While U.S. diplomats pressed U.N. Security Council members to condemn any move by Iraq to ban inspectors from palaces and other sites where Baghdad has asserted sovereignty, White House spokesman Mike McCurry declined to say when the United States might act on its own.
"I'm not going to lay out any artificial timetable," McCurry told reporters. "It needs to be deliberately pursued by the Security Council."
He reiterated the U.S. position that any Iraqi activity on chemical, biological or other weapons of mass destruction would be a "very grave matter" and said the United States would insist that the international inspection team have access to sites that Baghdad has put off-limits.

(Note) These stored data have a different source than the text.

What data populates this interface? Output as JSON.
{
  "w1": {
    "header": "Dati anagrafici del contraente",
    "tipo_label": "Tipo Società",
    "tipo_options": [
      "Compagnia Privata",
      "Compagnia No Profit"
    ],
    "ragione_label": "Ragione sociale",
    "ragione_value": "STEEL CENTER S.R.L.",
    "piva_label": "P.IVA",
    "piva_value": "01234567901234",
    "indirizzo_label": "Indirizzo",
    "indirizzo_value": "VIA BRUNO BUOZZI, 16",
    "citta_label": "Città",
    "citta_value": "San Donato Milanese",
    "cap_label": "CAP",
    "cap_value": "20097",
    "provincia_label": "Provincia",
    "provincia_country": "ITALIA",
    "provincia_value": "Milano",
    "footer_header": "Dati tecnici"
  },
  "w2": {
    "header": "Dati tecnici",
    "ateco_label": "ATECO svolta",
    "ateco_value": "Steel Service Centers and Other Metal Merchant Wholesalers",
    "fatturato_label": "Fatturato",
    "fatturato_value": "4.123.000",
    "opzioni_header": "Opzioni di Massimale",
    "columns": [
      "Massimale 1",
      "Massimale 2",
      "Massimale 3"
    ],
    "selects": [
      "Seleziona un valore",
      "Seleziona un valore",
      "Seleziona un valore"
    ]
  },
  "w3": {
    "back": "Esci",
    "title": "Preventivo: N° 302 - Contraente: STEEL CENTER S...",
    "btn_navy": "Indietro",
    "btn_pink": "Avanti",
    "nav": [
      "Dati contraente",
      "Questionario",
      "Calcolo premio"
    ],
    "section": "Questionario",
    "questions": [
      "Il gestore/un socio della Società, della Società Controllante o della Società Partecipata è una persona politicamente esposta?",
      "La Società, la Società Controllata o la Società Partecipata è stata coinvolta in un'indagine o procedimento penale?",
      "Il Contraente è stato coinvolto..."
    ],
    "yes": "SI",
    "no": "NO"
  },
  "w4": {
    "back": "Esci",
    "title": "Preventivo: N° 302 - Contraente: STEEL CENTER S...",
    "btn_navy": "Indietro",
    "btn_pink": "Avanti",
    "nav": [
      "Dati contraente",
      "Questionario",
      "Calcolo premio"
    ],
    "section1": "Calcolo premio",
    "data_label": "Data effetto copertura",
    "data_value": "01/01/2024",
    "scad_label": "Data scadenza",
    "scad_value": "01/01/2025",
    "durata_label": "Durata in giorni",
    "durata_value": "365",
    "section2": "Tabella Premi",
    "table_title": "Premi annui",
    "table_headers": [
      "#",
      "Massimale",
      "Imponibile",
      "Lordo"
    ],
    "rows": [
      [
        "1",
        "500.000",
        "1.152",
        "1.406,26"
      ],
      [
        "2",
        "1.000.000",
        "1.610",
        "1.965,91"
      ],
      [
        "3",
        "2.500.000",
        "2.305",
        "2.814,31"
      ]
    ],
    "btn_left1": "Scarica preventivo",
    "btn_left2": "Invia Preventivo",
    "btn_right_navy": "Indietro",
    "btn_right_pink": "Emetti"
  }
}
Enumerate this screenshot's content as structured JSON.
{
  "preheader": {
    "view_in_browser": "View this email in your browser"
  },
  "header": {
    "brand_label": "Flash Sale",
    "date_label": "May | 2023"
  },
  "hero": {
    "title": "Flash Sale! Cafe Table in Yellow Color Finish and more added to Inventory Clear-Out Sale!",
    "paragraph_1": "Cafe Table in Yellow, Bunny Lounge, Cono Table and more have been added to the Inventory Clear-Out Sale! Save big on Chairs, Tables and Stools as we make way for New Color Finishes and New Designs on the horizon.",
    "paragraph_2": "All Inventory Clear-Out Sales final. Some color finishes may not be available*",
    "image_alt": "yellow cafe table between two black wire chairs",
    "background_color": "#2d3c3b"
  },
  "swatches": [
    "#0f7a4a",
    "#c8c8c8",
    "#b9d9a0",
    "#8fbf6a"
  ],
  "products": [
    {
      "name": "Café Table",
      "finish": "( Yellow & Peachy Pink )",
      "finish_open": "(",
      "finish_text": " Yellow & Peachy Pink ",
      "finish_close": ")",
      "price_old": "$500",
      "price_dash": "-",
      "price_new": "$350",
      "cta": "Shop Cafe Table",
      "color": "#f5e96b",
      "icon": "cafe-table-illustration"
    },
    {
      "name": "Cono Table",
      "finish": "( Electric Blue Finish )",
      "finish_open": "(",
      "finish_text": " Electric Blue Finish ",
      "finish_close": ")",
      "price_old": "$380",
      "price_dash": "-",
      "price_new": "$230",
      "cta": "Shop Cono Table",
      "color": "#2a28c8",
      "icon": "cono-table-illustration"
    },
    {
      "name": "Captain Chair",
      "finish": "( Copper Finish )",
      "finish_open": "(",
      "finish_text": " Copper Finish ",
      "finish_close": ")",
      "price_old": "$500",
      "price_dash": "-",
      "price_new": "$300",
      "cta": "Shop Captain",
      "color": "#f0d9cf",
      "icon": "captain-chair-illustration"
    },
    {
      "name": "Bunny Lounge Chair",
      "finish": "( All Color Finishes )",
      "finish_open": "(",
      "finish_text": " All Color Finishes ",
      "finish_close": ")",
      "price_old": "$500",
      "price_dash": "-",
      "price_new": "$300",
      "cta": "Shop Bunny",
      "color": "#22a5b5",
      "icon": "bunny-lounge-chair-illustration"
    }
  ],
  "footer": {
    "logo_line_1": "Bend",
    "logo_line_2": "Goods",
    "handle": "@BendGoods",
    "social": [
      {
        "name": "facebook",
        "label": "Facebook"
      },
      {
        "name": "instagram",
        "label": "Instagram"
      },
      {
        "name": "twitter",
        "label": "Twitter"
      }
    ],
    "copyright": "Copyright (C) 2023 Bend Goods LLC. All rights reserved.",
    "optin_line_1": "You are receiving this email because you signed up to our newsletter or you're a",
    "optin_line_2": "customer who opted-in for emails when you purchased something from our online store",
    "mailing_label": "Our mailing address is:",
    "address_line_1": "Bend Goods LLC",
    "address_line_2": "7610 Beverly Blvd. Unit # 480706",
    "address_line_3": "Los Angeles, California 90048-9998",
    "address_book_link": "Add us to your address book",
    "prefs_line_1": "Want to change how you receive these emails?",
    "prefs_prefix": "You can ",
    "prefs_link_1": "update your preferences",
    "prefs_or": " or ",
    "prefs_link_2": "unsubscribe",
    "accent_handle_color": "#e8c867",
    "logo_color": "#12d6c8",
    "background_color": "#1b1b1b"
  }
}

"The United States has insisted on that, and I think at some point that (access) will be available one way or another," he said.
At the State Department, spokesman James Foley scoffed at the Iraqis for giving journalists a tour of the "off-limits" palaces on Friday.
"What it demonstrates is that the Iraqi claims of sovereignty, protecting U.N. access to those sites, are hypocritical," he said.
Iraq "is willing to let reporters, foreign delegations to visit what they claim to be sensitive and sovereign sites" and yet refuses to let in the U.N. inspection team, or UNSCOM, Foley noted.
"That can only raise questions as to why they don't want UNSCOM to visit those sites," he said.